Icahn, the company's largest shareholder with a 9.45 percent stake, said the only condition on his $32.50-a-share offer was that shareholders elect a slate of directors whom he will nominate to the company's board.

"Mismanagement of this company has resulted in a lost decade of shareholder value," Icahn said in a statement. "Oshkosh needs proactive shareholders to bring a proactive management team together to weather a volatile economy."

Oshkosh said its board would advise shareholders of its position on the offer within 10 business days, and suggested that shareholders not act on the offer until the board has reviewed it.

Oshkosh shareholders had, in January, voted down an Icahn-backed slate of directors.

Shares of the company surged 12 percent to $29.98 on the news, earlier hitting $31.30, their highest since July 2011.

"It's not an unattractive price by any means, but it's surely not a fully valued price," said Eli Lustgarten, an analyst who covers Oshkosh at Longbow Research.

Lustgarten has a "buy" rating on Oshkosh with a $34 target price.

Profit at the Oshkosh, Wisconsin-based company slumped about 36 percent through the first nine months of its recently ended fiscal year, hurt by declines at its military-vehicle unit.

Last month, Oshkosh management met with analysts and laid out a plan to double annual profit by 2015, helped by cost costs and strong growth at its JLG aerial-lift arm.

In August, Icahn told Reuters he believed Oshkosh should spin off JLG, which it acquired in 2006 for $3 billion.

NAVISTAR RISES

Oshkosh is not Icahn's only big holding in the U.S. trucking sector. He is also the third-largest shareholder of Navistar International Corp , with a 14.94 percent stake.

Icahn proposed merging the two companies last year, a move supported by former Navistar Chief Executive Daniel, but opposed by Oshkosh.

Navistar shares rose 6 percent to $23.34.

"People are thinking that with Icahn involved in both, there's an opportunity to put them together and generate some shareholder value," said David Leiker, an analyst at Robert W. Baird & Co who covers Navistar.

Leiker said he didn't see a lot of sense in combining the two companies.

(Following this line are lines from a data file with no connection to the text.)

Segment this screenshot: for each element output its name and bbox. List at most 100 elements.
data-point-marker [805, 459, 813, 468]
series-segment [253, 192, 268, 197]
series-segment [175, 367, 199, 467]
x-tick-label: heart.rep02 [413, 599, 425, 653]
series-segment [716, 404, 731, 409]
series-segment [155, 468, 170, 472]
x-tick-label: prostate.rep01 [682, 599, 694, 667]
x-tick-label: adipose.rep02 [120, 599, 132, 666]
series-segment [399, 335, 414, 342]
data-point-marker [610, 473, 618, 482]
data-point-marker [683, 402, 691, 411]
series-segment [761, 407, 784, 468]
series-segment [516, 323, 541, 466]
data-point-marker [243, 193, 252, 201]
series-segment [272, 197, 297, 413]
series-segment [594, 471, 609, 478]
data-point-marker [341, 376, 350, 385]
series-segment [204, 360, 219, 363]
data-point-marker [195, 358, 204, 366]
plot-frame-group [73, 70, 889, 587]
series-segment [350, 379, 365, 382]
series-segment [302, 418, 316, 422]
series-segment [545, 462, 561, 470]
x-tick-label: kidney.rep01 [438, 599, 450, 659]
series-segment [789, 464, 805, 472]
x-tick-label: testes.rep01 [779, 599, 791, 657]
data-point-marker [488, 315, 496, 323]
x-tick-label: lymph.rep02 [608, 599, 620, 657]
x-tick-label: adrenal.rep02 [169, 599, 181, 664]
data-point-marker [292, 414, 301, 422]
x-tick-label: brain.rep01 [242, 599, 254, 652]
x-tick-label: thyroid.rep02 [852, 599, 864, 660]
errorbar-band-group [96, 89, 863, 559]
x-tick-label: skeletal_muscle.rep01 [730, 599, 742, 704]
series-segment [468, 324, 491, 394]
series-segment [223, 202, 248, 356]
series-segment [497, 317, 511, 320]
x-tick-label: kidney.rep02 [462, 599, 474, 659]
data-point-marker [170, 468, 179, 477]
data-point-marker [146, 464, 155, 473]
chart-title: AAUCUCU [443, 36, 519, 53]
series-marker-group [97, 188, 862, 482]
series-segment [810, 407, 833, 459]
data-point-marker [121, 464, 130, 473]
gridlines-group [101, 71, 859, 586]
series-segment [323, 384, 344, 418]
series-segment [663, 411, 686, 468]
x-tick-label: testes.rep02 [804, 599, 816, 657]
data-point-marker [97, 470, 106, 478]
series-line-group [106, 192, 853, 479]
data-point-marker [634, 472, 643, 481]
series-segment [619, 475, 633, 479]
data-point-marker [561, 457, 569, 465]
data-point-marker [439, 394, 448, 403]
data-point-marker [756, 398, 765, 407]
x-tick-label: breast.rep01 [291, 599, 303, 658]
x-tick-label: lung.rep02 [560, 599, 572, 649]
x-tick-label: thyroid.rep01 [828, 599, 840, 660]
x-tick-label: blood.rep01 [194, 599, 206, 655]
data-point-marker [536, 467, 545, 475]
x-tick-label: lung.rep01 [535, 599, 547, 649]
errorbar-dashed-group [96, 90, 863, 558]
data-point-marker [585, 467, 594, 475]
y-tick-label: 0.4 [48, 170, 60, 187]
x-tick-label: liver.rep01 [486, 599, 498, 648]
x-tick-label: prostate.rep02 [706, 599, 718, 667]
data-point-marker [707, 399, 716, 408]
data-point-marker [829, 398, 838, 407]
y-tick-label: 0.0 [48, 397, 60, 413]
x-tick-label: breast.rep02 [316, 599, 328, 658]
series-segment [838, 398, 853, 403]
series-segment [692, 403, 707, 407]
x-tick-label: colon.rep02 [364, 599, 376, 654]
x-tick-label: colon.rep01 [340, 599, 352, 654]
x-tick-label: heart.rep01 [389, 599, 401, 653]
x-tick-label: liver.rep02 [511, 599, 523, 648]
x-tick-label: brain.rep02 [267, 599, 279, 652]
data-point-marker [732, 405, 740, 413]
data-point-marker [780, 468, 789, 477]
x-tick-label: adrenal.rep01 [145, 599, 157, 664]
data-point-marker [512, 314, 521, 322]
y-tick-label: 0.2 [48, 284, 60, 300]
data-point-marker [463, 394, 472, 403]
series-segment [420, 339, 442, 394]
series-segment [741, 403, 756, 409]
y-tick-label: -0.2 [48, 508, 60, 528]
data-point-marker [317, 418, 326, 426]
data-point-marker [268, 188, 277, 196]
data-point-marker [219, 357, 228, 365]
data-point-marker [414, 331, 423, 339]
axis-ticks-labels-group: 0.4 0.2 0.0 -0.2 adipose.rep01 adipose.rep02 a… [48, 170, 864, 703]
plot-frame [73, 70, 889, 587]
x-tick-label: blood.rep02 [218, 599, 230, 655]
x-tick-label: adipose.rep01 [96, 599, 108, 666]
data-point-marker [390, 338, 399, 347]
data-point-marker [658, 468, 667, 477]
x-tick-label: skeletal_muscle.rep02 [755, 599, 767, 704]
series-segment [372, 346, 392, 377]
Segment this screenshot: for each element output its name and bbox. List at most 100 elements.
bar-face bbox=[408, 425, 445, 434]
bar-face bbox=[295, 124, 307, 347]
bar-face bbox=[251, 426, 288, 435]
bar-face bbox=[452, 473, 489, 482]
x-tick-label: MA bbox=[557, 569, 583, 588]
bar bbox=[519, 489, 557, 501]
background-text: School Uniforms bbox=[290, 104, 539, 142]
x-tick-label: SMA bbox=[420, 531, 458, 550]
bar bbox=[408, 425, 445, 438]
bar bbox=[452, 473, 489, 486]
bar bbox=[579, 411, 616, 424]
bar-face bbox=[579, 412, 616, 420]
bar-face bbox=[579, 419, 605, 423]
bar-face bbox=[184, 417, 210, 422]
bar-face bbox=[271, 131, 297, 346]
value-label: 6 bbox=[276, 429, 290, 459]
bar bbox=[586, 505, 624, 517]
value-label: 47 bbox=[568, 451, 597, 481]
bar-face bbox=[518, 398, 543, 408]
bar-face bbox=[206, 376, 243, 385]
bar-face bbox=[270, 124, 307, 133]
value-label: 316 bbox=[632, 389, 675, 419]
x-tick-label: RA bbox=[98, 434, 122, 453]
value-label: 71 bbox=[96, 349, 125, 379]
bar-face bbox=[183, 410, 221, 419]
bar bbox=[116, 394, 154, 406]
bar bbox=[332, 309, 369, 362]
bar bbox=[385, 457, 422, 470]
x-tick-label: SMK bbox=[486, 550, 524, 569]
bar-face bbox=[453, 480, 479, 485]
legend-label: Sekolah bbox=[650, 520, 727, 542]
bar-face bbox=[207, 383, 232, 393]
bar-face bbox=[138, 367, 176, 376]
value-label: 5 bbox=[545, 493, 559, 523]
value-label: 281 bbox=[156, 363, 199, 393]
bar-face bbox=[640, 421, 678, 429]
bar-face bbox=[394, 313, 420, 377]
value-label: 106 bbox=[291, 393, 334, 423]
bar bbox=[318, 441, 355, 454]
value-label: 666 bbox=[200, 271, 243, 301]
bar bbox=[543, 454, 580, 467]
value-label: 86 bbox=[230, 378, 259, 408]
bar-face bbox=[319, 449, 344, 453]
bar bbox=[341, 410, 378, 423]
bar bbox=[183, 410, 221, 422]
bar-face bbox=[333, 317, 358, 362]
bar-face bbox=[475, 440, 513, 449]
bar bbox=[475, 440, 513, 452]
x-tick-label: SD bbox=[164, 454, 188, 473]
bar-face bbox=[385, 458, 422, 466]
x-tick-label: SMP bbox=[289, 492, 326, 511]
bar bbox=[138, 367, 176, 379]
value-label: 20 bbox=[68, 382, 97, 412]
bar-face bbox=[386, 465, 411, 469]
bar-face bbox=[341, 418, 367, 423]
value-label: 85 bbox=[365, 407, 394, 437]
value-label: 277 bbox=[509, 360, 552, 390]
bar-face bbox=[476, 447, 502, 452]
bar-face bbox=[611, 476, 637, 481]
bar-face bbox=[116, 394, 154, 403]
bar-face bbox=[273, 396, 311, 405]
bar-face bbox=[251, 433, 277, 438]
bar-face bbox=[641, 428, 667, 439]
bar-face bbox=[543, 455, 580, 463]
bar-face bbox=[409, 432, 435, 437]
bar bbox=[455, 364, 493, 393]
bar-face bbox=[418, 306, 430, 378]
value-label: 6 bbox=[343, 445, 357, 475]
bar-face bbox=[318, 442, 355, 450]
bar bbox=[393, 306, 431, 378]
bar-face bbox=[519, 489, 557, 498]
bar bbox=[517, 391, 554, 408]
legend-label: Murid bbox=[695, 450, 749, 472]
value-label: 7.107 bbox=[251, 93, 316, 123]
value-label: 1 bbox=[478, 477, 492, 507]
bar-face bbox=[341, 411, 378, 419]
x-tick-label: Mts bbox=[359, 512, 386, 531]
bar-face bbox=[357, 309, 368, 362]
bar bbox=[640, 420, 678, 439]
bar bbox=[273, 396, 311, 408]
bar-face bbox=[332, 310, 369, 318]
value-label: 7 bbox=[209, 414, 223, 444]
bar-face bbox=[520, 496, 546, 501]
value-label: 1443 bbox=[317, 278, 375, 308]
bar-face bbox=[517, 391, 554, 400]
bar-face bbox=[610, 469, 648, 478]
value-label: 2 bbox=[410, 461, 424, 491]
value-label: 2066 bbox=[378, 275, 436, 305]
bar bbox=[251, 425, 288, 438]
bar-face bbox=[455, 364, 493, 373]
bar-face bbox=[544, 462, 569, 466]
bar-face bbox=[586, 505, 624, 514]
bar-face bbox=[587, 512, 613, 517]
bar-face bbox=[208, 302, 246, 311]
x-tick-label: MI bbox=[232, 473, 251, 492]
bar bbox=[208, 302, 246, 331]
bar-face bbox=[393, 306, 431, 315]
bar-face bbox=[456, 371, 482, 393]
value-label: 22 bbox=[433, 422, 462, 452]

While both make military trucks, they assemble them in different ways, he said, adding, "It's like bicycles and cars."

A spokeswoman for Navistar, which in late August replaced Ustian with former Textron Inc CEO Lewis Campbell, declined to comment.

Last week, Icahn was victorious in his campaign at Navistar when the maker of International-brand trucks agreed to accept Icahn associate, Vincent Intrieri, to its board. The company also agreed to accept another shareholder, Mark Rachesky, as a director and to take on one other director nominated by the two investors.

SHAREHOLDER VOTE

Oshkosh shareholders' rejection in January of Icahn's director nominees has not deterred the billionaire, who is known for taking large stakes in companies and pushing for management shake-ups or sales.

Icahn urged Oshkosh in August to spin off its JLG aerial-lift unit to shareholders, saying that business, which Oshkosh bought in 2006 for $3 billion, would do better on its own.

In a statement Thursday, he said that, once officially made, his tender offer would expire in 45 days, but that if at least 25 percent of the company's outstanding shares were sold to him, he would extend it.

Should he be able to boost his stake to 50.1 percent, Icahn added, "we will demand that the current board ... accelerate the upcoming annual meeting to allow the prompt election of our slate of directors so that the tender offer can close quickly."

Oshkosh shares have risen some 52 percent over the past year, while Navistar's have declined 39 percent. The broad Standard & Poor's 500 index <.SPX> has risen 10 percent.